Sunday, September 25, 2005

Ave, Bill!

Bill Keezer recently wrote a fantastic post on the Intelligent Design debate, which I recommend to all interested parties. If you want to leave comments, you'll need to go here. Some highlights from Bill's post:

So what constitutes design? Already we have two parts to it, the object and the purpose. Generally we consider the object to have been created to meet the purpose for which it is to be used. So whenever we talk about design there is always the concept of purpose contained within it. As we shall see below, we often include function as a proxy for purpose when discussing design. If something functions in some way, we often accept the idea that it was designed to function that way. Yet, as I will show there are cases where there is no purposeful design in the function, or else we are led to consider everything is designed. So yes, the appearance of design does not entail design.

There is one other problem with using the word design. It often brings up an image of metadata controlling the assembly of parts, i.e. some super blueprint that states precisely the location of each component in the assembled organism. Even scientists use this analogy when explaining to laymen how DNA is the master code for the body. Actually it is not an analogue of a blueprint.

All genes do is code for the creation of proteins. These proteins in turn are either enzymes that create other biochemicals, or form part of the structure of the organism. What is also needed is a timing mechanism, that turns the genes on and off. Nature is very parsimonious. There is a constant reuse of some protein or structure on larger scales for new purposes in new species. The various mutational and gene replication and mixing processes create the opportunity for totally new processes and proteins and constantly new combinations. Survival is then the means by which these are weeded out. As noted above those things or combinations that create a slight advantage will, over time, become fixed and dominant in a population.

And here, regarding Dr.
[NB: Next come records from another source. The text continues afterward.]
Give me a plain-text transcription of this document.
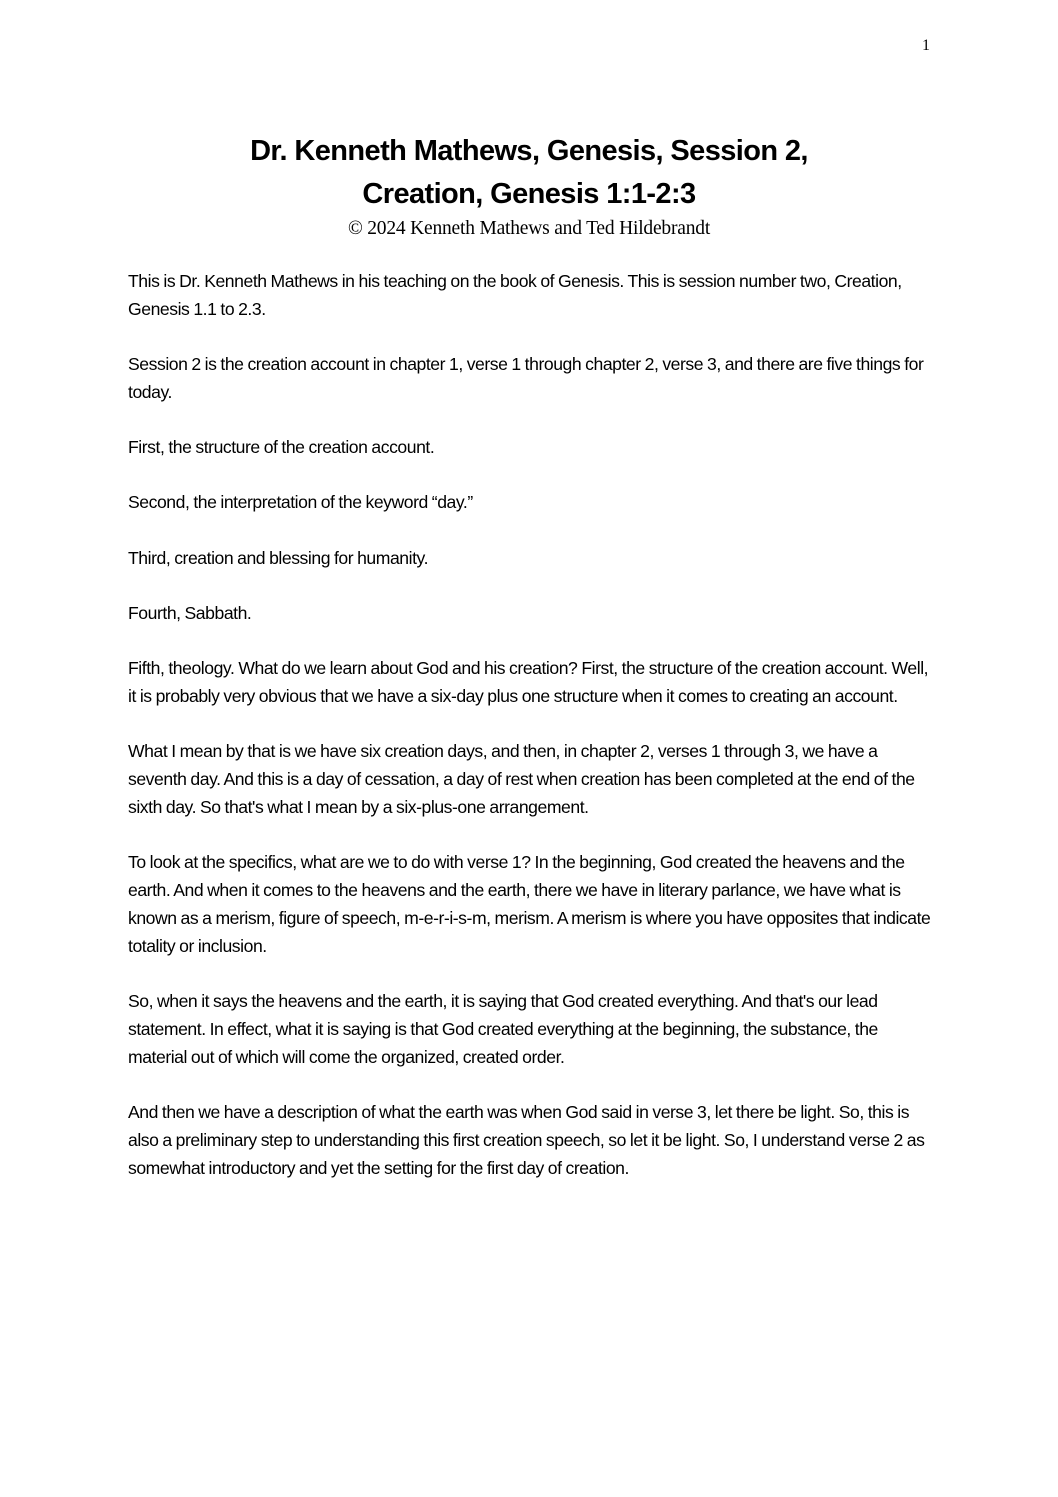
1
Dr. Kenneth Mathews, Genesis, Session 2,
Creation, Genesis 1:1-2:3

© 2024 Kenneth Mathews and Ted Hildebrandt

This is Dr. Kenneth Mathews in his teaching on the book of Genesis. This is session number two, Creation, Genesis 1.1 to 2.3.

Session 2 is the creation account in chapter 1, verse 1 through chapter 2, verse 3, and there are five things for today.

First, the structure of the creation account.

Second, the interpretation of the keyword “day.”

Third, creation and blessing for humanity.

Fourth, Sabbath.

Fifth, theology. What do we learn about God and his creation? First, the structure of the creation account. Well, it is probably very obvious that we have a six-day plus one structure when it comes to creating an account.

What I mean by that is we have six creation days, and then, in chapter 2, verses 1 through 3, we have a seventh day. And this is a day of cessation, a day of rest when creation has been completed at the end of the sixth day. So that's what I mean by a six-plus-one arrangement.

To look at the specifics, what are we to do with verse 1? In the beginning, God created the heavens and the earth. And when it comes to the heavens and the earth, there we have in literary parlance, we have what is known as a merism, figure of speech, m-e-r-i-s-m, merism. A merism is where you have opposites that indicate totality or inclusion.

So, when it says the heavens and the earth, it is saying that God created everything. And that's our lead statement. In effect, what it is saying is that God created everything at the beginning, the substance, the material out of which will come the organized, created order.

And then we have a description of what the earth was when God said in verse 3, let there be light. So, this is also a preliminary step to understanding this first creation speech, so let it be light. So, I understand verse 2 as somewhat introductory and yet the setting for the first day of creation.
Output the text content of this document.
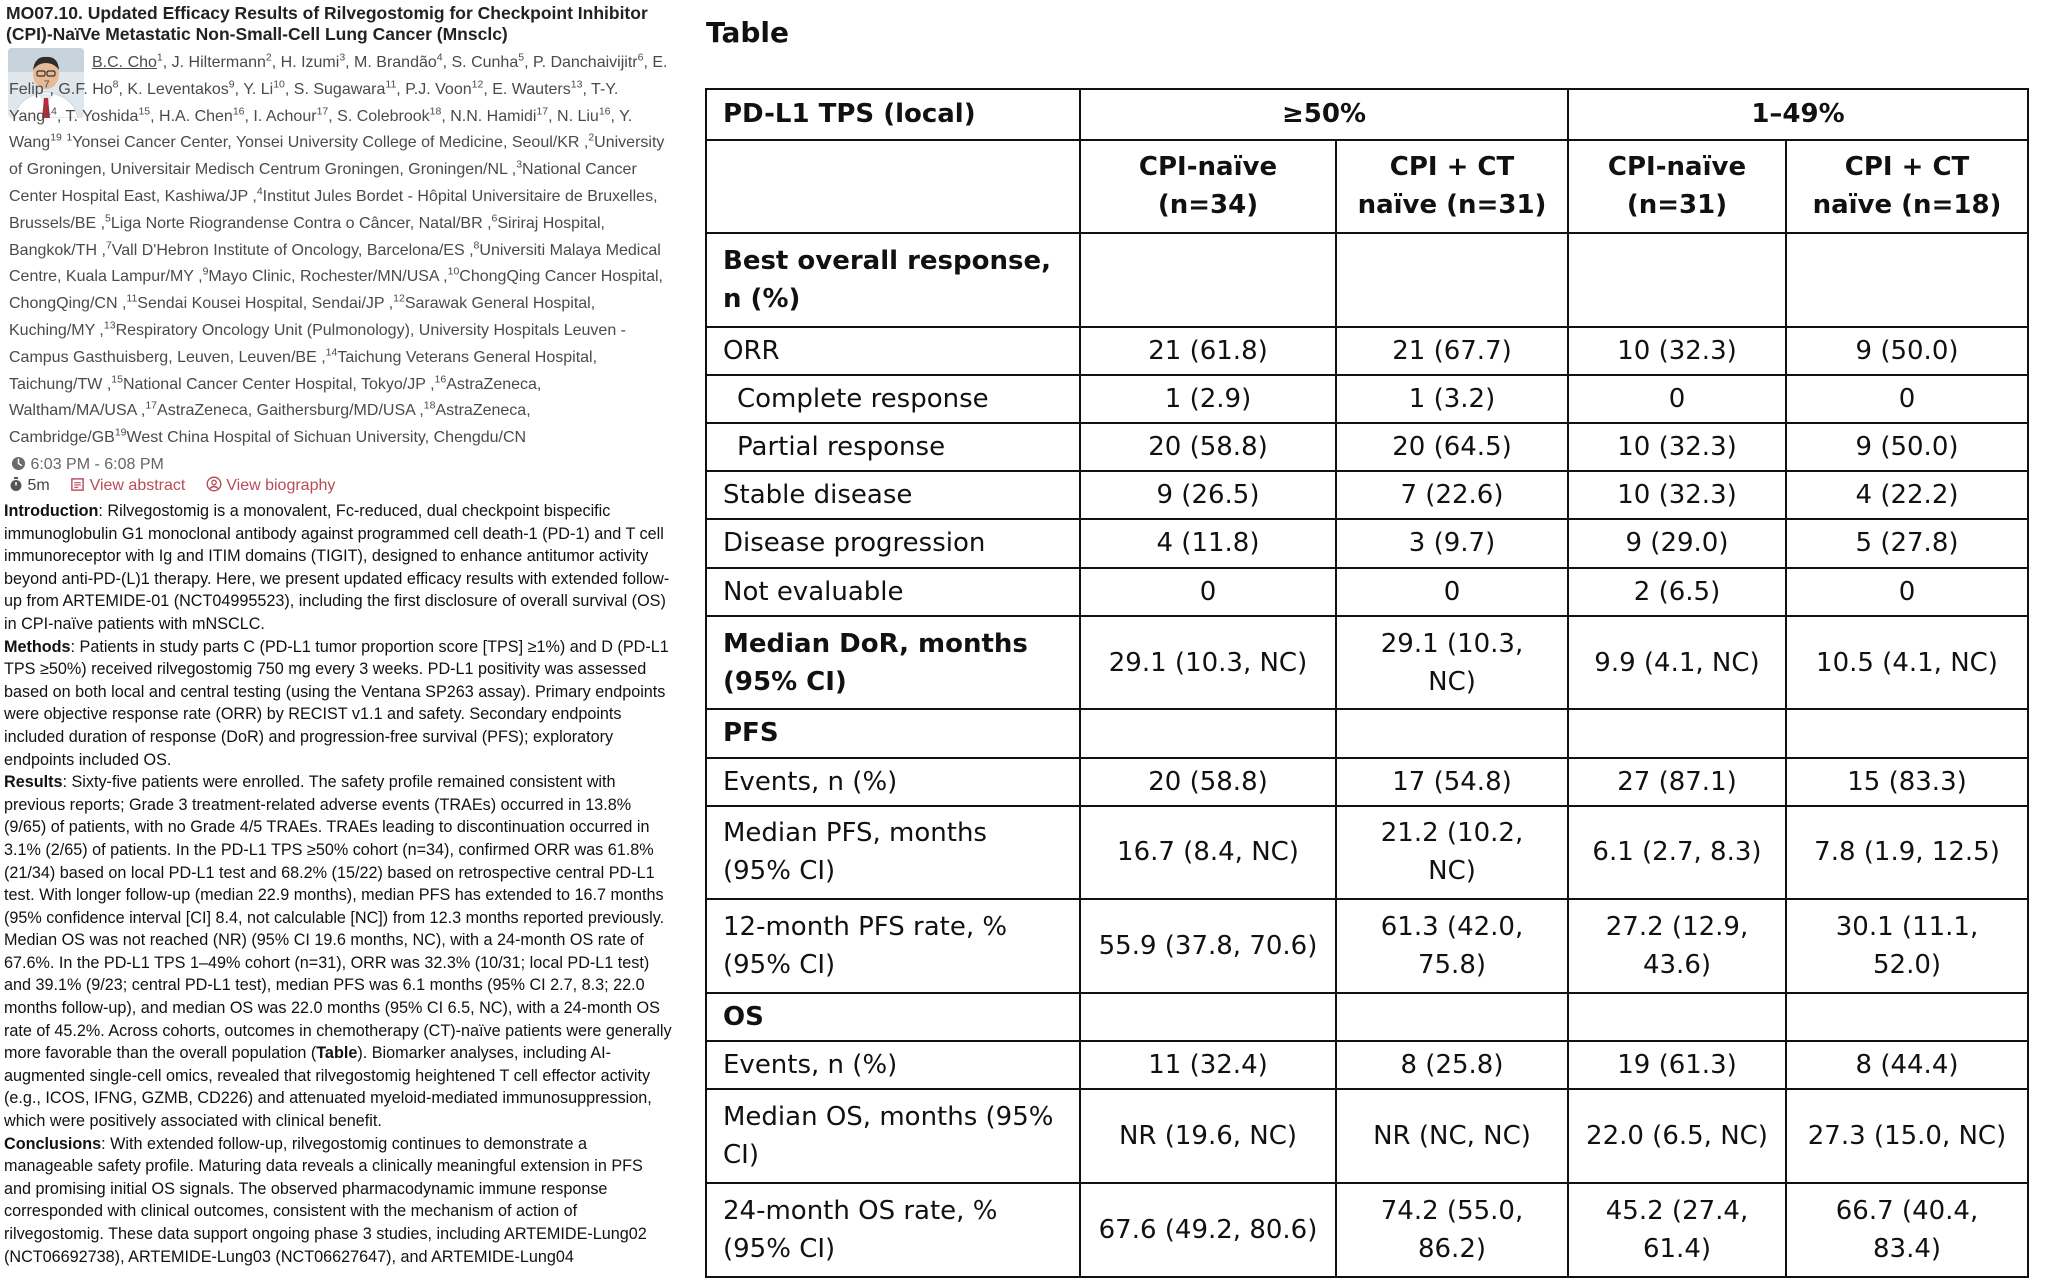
MO07.10. Updated Efficacy Results of Rilvegostomig for Checkpoint Inhibitor (CPI)-NaïVe Metastatic Non-Small-Cell Lung Cancer (Mnsclc)
B.C. Cho$^1$, J. Hiltermann$^2$, H. Izumi$^3$, M. Brandão$^4$, S. Cunha$^5$, P. Danchaivijitr$^6$, E. Felip$^7$, G.F. Ho$^8$, K. Leventakos$^9$, Y. Li$^{10}$, S. Sugawara$^{11}$, P.J. Voon$^{12}$, E. Wauters$^{13}$, T-Y. Yang$^{14}$, T. Yoshida$^{15}$, H.A. Chen$^{16}$, I. Achour$^{17}$, S. Colebrook$^{18}$, N.N. Hamidi$^{17}$, N. Liu$^{16}$, Y. Wang$^{19}$ $^1$Yonsei Cancer Center, Yonsei University College of Medicine, Seoul/KR ,$^2$University of Groningen, Universitair Medisch Centrum Groningen, Groningen/NL ,$^3$National Cancer Center Hospital East, Kashiwa/JP ,$^4$Institut Jules Bordet - Hôpital Universitaire de Bruxelles, Brussels/BE ,$^5$Liga Norte Riograndense Contra o Câncer, Natal/BR ,$^6$Siriraj Hospital, Bangkok/TH ,$^7$Vall D'Hebron Institute of Oncology, Barcelona/ES ,$^8$Universiti Malaya Medical Centre, Kuala Lampur/MY ,$^9$Mayo Clinic, Rochester/MN/USA ,$^{10}$ChongQing Cancer Hospital, ChongQing/CN ,$^{11}$Sendai Kousei Hospital, Sendai/JP ,$^{12}$Sarawak General Hospital, Kuching/MY ,$^{13}$Respiratory Oncology Unit (Pulmonology), University Hospitals Leuven - Campus Gasthuisberg, Leuven, Leuven/BE ,$^{14}$Taichung Veterans General Hospital, Taichung/TW ,$^{15}$National Cancer Center Hospital, Tokyo/JP ,$^{16}$AstraZeneca, Waltham/MA/USA ,$^{17}$AstraZeneca, Gaithersburg/MD/USA ,$^{18}$AstraZeneca, Cambridge/GB$^{19}$West China Hospital of Sichuan University, Chengdu/CN  6:03 PM - 6:08 PM
5m View abstract	View biography

Introduction: Rilvegostomig is a monovalent, Fc-reduced, dual checkpoint bispecific immunoglobulin G1 monoclonal antibody against programmed cell death-1 (PD-1) and T cell immunoreceptor with Ig and ITIM domains (TIGIT), designed to enhance antitumor activity beyond anti-PD-(L)1 therapy. Here, we present updated efficacy results with extended follow-up from ARTEMIDE-01 (NCT04995523), including the first disclosure of overall survival (OS) in CPI-naïve patients with mNSCLC.

Methods: Patients in study parts C (PD-L1 tumor proportion score [TPS] ≥1%) and D (PD-L1 TPS ≥50%) received rilvegostomig 750 mg every 3 weeks. PD-L1 positivity was assessed based on both local and central testing (using the Ventana SP263 assay). Primary endpoints were objective response rate (ORR) by RECIST v1.1 and safety. Secondary endpoints included duration of response (DoR) and progression-free survival (PFS); exploratory endpoints included OS.

Results: Sixty-five patients were enrolled. The safety profile remained consistent with previous reports; Grade 3 treatment-related adverse events (TRAEs) occurred in 13.8% (9/65) of patients, with no Grade 4/5 TRAEs. TRAEs leading to discontinuation occurred in 3.1% (2/65) of patients. In the PD-L1 TPS ≥50% cohort (n=34), confirmed ORR was 61.8% (21/34) based on local PD-L1 test and 68.2% (15/22) based on retrospective central PD-L1 test. With longer follow-up (median 22.9 months), median PFS has extended to 16.7 months (95% confidence interval [CI] 8.4, not calculable [NC]) from 12.3 months reported previously. Median OS was not reached (NR) (95% CI 19.6 months, NC), with a 24-month OS rate of 67.6%. In the PD-L1 TPS 1–49% cohort (n=31), ORR was 32.3% (10/31; local PD-L1 test) and 39.1% (9/23; central PD-L1 test), median PFS was 6.1 months (95% CI 2.7, 8.3; 22.0 months follow-up), and median OS was 22.0 months (95% CI 6.5, NC), with a 24-month OS rate of 45.2%. Across cohorts, outcomes in chemotherapy (CT)-naïve patients were generally more favorable than the overall population (Table). Biomarker analyses, including AI-augmented single-cell omics, revealed that rilvegostomig heightened T cell effector activity (e.g., ICOS, IFNG, GZMB, CD226) and attenuated myeloid-mediated immunosuppression, which were positively associated with clinical benefit.

Conclusions: With extended follow-up, rilvegostomig continues to demonstrate a manageable safety profile. Maturing data reveals a clinically meaningful extension in PFS and promising initial OS signals. The observed pharmacodynamic immune response corresponded with clinical outcomes, consistent with the mechanism of action of rilvegostomig. These data support ongoing phase 3 studies, including ARTEMIDE-Lung02 (NCT06692738), ARTEMIDE-Lung03 (NCT06627647), and ARTEMIDE-Lung04

Table
PD-L1 TPS (local)	≥50%		1–49%	
	CPI-naïve (n=34)	CPI + CT naïve (n=31)	CPI-naïve (n=31)	CPI + CT naïve (n=18)
Best overall response, n (%)				
ORR	21 (61.8)	21 (67.7)	10 (32.3)	9 (50.0)
Complete response	1 (2.9)	1 (3.2)	0	0
Partial response	20 (58.8)	20 (64.5)	10 (32.3)	9 (50.0)
Stable disease	9 (26.5)	7 (22.6)	10 (32.3)	4 (22.2)
Disease progression	4 (11.8)	3 (9.7)	9 (29.0)	5 (27.8)
Not evaluable	0	0	2 (6.5)	0
Median DoR, months (95% CI)	29.1 (10.3, NC)	29.1 (10.3, NC)	9.9 (4.1, NC)	10.5 (4.1, NC)
PFS				
Events, n (%)	20 (58.8)	17 (54.8)	27 (87.1)	15 (83.3)
Median PFS, months (95% CI)	16.7 (8.4, NC)	21.2 (10.2, NC)	6.1 (2.7, 8.3)	7.8 (1.9, 12.5)
12-month PFS rate, % (95% CI)	55.9 (37.8, 70.6)	61.3 (42.0, 75.8)	27.2 (12.9, 43.6)	30.1 (11.1, 52.0)
OS				
Events, n (%)	11 (32.4)	8 (25.8)	19 (61.3)	8 (44.4)
Median OS, months (95% CI)	NR (19.6, NC)	NR (NC, NC)	22.0 (6.5, NC)	27.3 (15.0, NC)
24-month OS rate, % (95% CI)	67.6 (49.2, 80.6)	74.2 (55.0, 86.2)	45.2 (27.4, 61.4)	66.7 (40.4, 83.4)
Vallicella's use of the phrase "cosmic accident":

The connotations of cosmic accident are taken into a normative context, when they were defined in a factual context. Here there is an equating of an accidental collocation with an evolutionary process. The two are not the same at all. A collocation of rocks is a truly random process. Nothing selected for the collocation, it just happened. An evolved organism has been subjected to constant pressure to survive. That it is the sum of events that occurred randomly once and now are conserved and controlled by the internal environment of the organism places it in a different category altogether.

It's a post that deserves careful study. Bill is a theist while I'm a nontheist, but we both agree that Intelligent Design is on shaky ground. As a buddy of mine used to say in response to the creationist contention that evolution is "only a theory": "No, evolution is a fact. The theories all deal with the mechanisms of evolution." I think that about sums it up.